Po: Is Euler-Lagrange all there is to variational principle?
Oogway: Absolutely not. Variational principle refers to finding an optimal function by solving an optimization problem with respect to a function space. Euler-Lagrange is one way. Let me give you another example: Variational Bayes. So, in Bayesian inference, we have this situation where we need to find a distribution, called posterior distribution. Usually, the posterior distribution does not have a closed form solution and we need to resort to approximation. One very popular way to do approximation is to convert the problem to an optimization problem where we optimize with respect to a class of probability distributions. Thus, we obtain Bayesian posterior distribution by applying variational principle and it is called variational Bayes. It’s not that these cannot be solved with Euler-Lagrange. But, there are more efficient and simpler methods to solve these problems. And, one more thing, we often need to apply these methods with different constraints and we usually need an algorithmic solution instead of an equation of the posterior distribution. Many different methods to solve Variational Bayes are present based on requirements, assumptions and clever solutions.

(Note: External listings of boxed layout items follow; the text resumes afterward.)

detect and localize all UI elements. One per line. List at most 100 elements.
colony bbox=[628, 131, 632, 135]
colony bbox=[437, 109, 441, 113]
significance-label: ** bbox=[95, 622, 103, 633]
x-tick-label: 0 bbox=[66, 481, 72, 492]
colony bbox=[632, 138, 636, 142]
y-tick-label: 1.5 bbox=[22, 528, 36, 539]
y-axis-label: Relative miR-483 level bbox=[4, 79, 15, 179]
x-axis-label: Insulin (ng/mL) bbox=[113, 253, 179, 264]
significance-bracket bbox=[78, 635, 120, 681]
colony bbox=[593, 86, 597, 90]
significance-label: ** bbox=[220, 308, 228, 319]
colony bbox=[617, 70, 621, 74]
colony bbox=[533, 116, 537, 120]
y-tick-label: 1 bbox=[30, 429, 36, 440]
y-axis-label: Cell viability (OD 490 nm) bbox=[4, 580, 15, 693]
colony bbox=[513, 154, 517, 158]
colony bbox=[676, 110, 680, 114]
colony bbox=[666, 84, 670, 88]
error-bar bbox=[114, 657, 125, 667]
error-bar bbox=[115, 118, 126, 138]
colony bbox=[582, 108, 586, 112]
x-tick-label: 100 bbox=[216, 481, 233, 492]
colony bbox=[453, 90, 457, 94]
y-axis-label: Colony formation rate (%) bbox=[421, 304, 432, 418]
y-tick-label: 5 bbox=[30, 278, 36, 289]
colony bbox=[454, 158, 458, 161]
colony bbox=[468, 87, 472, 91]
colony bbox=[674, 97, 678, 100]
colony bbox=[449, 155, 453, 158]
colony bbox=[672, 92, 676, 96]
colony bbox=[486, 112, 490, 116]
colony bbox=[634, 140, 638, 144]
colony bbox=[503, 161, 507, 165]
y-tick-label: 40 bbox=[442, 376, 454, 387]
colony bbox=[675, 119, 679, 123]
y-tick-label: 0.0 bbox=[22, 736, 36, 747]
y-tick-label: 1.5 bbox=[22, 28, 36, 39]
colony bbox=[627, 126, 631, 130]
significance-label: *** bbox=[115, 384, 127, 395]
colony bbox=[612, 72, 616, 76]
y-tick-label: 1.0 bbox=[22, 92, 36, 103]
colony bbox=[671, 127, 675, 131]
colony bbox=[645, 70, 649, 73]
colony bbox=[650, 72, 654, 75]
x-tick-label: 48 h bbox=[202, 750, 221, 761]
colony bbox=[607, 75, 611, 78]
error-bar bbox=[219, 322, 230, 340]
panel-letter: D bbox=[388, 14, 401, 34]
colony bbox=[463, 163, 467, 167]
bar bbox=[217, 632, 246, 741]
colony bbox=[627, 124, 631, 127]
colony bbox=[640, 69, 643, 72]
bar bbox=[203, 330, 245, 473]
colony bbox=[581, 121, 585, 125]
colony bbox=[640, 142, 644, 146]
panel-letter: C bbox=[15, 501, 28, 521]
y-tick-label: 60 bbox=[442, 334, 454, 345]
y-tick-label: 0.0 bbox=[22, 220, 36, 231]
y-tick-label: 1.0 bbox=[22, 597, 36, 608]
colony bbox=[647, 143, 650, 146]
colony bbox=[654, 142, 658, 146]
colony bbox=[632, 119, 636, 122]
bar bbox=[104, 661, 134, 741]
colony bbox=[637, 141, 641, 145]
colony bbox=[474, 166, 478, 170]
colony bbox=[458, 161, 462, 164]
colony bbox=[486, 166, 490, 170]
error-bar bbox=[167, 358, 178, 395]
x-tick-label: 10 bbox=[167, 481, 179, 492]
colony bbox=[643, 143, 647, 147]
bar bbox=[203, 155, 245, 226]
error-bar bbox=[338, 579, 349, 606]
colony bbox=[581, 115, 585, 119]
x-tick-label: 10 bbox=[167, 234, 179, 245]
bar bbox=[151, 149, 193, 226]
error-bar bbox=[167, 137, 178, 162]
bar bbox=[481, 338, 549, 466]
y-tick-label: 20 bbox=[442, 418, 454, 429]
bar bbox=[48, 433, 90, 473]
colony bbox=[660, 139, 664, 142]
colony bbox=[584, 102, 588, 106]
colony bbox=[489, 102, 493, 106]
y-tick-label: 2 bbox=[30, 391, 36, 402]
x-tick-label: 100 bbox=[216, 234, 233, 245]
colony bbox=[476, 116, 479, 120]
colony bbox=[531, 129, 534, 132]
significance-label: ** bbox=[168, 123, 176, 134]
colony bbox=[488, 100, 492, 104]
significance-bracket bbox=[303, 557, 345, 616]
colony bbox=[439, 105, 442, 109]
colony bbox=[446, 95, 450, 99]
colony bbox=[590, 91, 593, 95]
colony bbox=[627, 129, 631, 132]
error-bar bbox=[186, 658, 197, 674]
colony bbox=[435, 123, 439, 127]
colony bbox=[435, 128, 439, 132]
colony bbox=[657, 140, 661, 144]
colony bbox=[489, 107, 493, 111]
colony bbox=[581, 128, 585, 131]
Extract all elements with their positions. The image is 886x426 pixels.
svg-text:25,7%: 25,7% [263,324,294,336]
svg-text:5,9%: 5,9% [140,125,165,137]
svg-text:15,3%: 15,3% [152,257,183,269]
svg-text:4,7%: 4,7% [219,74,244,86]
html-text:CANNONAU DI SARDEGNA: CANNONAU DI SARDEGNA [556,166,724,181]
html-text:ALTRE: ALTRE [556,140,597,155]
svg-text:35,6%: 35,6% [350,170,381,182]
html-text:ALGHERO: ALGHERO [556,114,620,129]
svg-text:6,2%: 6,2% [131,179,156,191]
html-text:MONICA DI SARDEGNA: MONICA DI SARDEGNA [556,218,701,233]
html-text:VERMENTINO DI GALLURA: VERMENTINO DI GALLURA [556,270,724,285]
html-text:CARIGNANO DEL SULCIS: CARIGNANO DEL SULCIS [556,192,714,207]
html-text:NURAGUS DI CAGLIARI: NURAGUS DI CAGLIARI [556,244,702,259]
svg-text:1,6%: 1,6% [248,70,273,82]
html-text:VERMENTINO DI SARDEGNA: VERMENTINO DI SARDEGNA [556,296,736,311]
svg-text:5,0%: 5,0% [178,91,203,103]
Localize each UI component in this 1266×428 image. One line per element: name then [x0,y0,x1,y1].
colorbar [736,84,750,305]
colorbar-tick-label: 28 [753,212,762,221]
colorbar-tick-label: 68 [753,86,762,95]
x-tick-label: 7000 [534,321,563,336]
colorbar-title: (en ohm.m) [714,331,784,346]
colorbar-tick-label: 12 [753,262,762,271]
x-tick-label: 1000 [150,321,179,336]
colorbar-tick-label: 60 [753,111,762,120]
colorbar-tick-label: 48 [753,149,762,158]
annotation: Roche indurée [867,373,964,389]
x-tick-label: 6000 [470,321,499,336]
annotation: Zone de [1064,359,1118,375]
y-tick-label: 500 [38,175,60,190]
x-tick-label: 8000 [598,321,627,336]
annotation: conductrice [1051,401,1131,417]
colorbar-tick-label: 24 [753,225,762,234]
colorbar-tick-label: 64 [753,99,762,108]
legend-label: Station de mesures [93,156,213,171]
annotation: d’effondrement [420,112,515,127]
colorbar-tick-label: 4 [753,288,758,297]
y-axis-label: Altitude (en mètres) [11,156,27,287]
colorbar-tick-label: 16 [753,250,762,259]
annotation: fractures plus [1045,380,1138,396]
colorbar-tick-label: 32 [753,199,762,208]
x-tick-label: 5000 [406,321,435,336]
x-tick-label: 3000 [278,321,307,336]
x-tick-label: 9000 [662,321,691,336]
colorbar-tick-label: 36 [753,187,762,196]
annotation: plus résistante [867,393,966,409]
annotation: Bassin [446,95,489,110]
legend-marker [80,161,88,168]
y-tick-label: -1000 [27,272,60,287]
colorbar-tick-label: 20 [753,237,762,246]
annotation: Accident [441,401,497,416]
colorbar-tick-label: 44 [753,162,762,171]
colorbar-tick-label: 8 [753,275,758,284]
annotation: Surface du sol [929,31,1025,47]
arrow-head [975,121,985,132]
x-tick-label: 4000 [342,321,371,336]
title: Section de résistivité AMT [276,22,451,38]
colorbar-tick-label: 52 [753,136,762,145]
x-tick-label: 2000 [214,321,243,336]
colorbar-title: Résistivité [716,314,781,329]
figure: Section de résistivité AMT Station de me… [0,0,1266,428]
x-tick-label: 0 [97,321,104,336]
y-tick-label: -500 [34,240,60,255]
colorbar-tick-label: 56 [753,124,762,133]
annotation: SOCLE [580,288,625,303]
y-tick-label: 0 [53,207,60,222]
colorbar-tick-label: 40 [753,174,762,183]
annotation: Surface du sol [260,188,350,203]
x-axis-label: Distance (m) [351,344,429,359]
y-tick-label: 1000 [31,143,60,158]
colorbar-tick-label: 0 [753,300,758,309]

Po: This looks quite interesting. I want to learn more.
Oogway: Well, you can go in the past and in the present. I will give you one example of the history and one example of the present. Then, you can expand upon them. In the history, Micael I Jordan et al. [2] introduced these beautiful ways to convert a problem into variational problems by using Fenchel duality. You must read this paper (section 4 for variational methods). This is a beautiful paper. In the present, there is this interesting idea of parameterizing the conditional posterior based on neural networks. This is not exactly like other variaitonal methods because you are not optimizing over one function, but rather a conditional function. But, it is quite interesting idea. It is called Variational Autoencoder.
P.S.
The cover picture is from Feynman’s lecture on ‘The Principle of Least Action’. Perhaps, it is the most interesting way to understand variational methods. If you would like to know more on the topic of variational methods, I recommend you check out the link in the picture credit!
References
- Bishop, C. M. (2007), Pattern Recognition and Machine Learning (Information Science and Statistics) , Springer
- Jordan, M.I., Ghahramani, Z., Jaakkola, T.S. and Saul, L.K., 1999. An introduction to variational methods for graphical models. Machine learning, 37(2), pp.183-233.